The Join clause in SQL is used to merge the rows from two or more tables in a database. The JOIN clause comprises four types are INNER JOIN, LEFT JOIN, RIGHT JOIN AND FULL JOIN (or FULL OUTER JOIN). Here are code snippet examples for each join: 

a) INNER JOIN: The inner join selects the records which have matching values in both the tables. Below is a code snippet example:

SELECT name 

FROM teachers 

INNER JOIN subjects 

ON teachers.teacher_id = subjects.teacher_id;

b) LEFT JOIN: The left join selects the records from the first table which match the records from the second table. Below is a code snippet example, where the first table is ‘teachers’:

SELECT name 

FROM teachers 

LEFT JOIN subjects 

ON teachers.teachers_id = subjects.teachers_id;

c) RIGHT JOIN: The right join selects the records from the second table that match the records from the first table.

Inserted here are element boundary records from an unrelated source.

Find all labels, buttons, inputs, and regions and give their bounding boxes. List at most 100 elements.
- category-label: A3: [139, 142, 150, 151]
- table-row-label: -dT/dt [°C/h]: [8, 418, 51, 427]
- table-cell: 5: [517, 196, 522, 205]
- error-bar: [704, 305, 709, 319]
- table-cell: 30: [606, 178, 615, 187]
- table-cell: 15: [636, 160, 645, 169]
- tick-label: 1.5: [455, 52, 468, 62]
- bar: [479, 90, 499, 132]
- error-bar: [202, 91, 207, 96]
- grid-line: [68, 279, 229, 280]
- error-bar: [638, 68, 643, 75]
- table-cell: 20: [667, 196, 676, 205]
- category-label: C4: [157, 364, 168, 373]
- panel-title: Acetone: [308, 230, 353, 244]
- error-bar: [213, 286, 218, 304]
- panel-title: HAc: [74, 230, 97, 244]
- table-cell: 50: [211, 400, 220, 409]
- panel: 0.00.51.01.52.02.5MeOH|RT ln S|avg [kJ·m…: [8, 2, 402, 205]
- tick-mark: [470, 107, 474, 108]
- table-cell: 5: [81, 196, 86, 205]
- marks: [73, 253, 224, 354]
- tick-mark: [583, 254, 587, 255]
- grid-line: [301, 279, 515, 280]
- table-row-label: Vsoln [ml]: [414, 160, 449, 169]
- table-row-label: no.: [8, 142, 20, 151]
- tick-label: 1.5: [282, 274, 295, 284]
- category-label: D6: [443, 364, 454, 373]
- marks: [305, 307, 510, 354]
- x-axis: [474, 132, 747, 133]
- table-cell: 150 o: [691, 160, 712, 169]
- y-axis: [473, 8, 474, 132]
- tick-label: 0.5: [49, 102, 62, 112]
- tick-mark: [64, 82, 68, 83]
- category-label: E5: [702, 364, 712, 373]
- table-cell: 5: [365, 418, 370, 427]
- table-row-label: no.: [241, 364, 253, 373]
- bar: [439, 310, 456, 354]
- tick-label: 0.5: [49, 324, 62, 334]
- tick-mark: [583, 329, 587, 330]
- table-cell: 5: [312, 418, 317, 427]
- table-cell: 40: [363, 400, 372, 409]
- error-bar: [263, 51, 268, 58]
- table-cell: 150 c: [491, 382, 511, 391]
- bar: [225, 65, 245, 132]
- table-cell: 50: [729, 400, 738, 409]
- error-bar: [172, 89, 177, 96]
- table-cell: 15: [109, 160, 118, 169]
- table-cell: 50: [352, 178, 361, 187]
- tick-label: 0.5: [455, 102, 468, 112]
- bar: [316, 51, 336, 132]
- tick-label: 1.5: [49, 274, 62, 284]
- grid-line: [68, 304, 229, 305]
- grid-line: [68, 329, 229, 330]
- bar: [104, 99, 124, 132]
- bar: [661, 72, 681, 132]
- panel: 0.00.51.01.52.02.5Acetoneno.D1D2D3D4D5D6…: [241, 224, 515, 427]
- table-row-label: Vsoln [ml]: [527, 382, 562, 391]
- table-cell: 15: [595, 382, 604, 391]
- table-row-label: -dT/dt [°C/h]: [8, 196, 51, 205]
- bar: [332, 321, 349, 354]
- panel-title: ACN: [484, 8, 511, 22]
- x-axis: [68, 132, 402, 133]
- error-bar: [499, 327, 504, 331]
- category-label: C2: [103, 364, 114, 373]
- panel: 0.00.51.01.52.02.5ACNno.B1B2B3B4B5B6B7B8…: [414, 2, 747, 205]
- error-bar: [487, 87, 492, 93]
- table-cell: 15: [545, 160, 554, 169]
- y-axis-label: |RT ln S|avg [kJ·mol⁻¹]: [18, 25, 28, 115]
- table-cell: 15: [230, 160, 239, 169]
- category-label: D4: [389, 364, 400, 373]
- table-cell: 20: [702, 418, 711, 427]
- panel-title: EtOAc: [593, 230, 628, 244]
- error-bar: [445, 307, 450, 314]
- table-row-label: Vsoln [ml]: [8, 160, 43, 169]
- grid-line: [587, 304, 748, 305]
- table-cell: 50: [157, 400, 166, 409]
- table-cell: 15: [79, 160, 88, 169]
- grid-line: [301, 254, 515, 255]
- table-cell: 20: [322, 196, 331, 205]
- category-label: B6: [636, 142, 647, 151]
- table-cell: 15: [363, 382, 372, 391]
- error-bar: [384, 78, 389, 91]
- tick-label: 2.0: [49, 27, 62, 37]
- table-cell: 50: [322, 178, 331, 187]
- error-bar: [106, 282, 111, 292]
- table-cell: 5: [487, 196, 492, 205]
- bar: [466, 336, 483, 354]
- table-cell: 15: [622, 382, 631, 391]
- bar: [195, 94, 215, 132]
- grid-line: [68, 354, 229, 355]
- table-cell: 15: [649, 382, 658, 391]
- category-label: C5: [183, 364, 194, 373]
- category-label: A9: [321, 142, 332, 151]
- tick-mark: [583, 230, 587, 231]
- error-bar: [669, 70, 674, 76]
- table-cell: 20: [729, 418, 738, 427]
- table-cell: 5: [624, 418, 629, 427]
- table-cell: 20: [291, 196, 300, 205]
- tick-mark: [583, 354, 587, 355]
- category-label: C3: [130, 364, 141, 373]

Below is a code snippet example, where the second table is ‘subjects’:

SELECT name 

FROM teachers 

RIGHT JOIN subjects 

ON teachers.teachers_id = subject.teachers_id;

d) FULL JOIN: The full join, also called the ‘full outer join’ selects the records that match fro the first and second table. Below is a code snipper example:

SELECT name 

FROM teachers 

FULL OUTER JOIN subjects 

ON teachers.teacher_id = subjects.teachers_id; 

GRANT command 

The grant command in SQL allows specific users access to the SQL database objects like tables, the database or views. Below is a code snippet example using the ‘SELECT’ command with the ‘GRANT’ command in a single query: 

GRANT SELECTUPDATE ON teachers TO usr1_benedict; 

COMMIT command 

The commit command in SQL allows users to save their transactions to the database. The command will remove the active save points, followed by the statement’s execution. At this point, the user cannot roll back the transaction. Below is a code snippet using the ‘COMMIT’ command: 

DELETE FROM teachers 

WHERE name = ‘Benedict’; 

COMMIT 

ROLLBACK command 

The rollback command in SQL lets users undo the executed transactions. The condition for the rollback is that the transaction should not be saved to the database. The command can be used only to undo executions for transactions since the last ROLLBACK or COMMIT command. SQL also allows users to roll back to the most recent SAVEPOINT. The command can be written as follows: 

ROLLBACK TO SAVEPNT_NAME; 

TRUNCATE command 

The truncate command erases all the data records from a table in the database. The table and its structure are still retained. This command is like the DELETE command. The command can be written as follows: 

TRUNCATE TABLE teachers; 

Conclusion 

This blog acts as a reference guide for Database Administrators and Engineers to execute their commands in SQL. The different SQL Commands and their variations can be written according to their databases and requirements. The above commands will also help beginners play around with different operations to observe the outcomes of the database data. SQL users of all competency levels will benefit from the above list for job interviews and real-world projects.